Friday, November 1, 2019

A good sports book is hard to find

For 12 years of my life, I was employed as a sports writer for Newsday and the Long Beach Press-Telegram. It was quite a learning experience, and it was cool to realize that sports stars and celebrities are just real people.

Yeah, many of them have egos, are self-important and self-absorbed, but they're just people. I never was really into the celebrity culture, but a whole bunch of folks in L.A. and our country are into that stuff — that fake stuff.

So I have my own view on sports writing and believe that a lot of the most popular books on sports are actually over-hyped and not too readerly. Like any book that I might enjoy, a sports book needs to find subtle truths or look at things in a different way or be so well-written that I can't put it down.

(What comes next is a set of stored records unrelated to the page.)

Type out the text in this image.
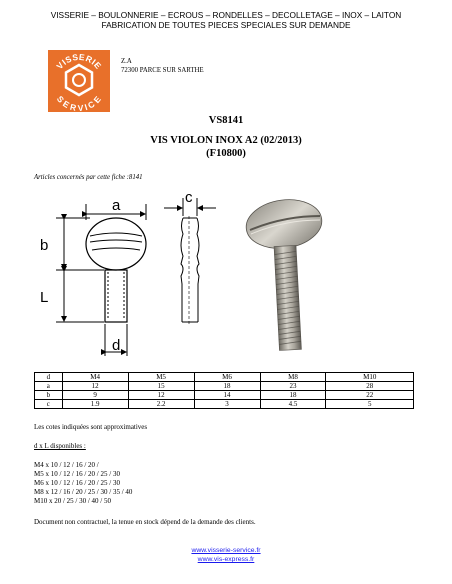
VISSERIE – BOULONNERIE – ECROUS – RONDELLES – DECOLLETAGE – INOX – LAITON
FABRICATION DE TOUTES PIECES SPECIALES SUR DEMANDE
VISSERIE
SERVICE
Z.A
72300 PARCE SUR SARTHE
VS8141
VIS VIOLON INOX A2 (02/2013)
(F10800)
Articles concernés par cette fiche :8141
a
b
L
d
c
d	M4	M5	M6	M8	M10
a	12	15	18	23	28
b	9	12	14	18	22
c	1.9	2.2	3	4.5	5
Les cotes indiquées sont approximatives
d x L disponibles :
M4 x 10 / 12 / 16 / 20 /
M5 x 10 / 12 / 16 / 20 / 25 / 30
M6 x 10 / 12 / 16 / 20 / 25 / 30
M8 x 12 / 16 / 20 / 25 / 30 / 35 / 40
M10 x 20 / 25 / 30 / 40 / 50
Document non contractuel, la tenue en stock dépend de la demande des clients.
www.visserie-service.fr
www.vis-express.fr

Honestly, I haven't run across many sports books like that.

But I do have my favorites, and here are 10 sports books for 100 Nonfiction Books I Recommend:

1. A Pitcher's Story (2001) by Roger Angell
2. Why Baseball Matters (2018) by Susan Jacoby
3. String Theory (2016) by David Foster Wallace
4. Little Red Book (1992, with 2012 anniversary edition) by Harvey Penick with Bud Shrake
5. Zen Golf (2002) by Joseph Parent
6. The Big Miss (2012) by Hank Haney
7. The Whore of Akron (2011) by Scott Raab
8. Back from the Dead (2016) by Bill Walton
9. Word Freak (2001) by Stefan Fatsis
10. Relentless (2013) by Tim Grover

We are now 80 books into this project with the categories of leadership and readers' choice left. We'll kick off with our first leadership book tomorrow. Enjoy!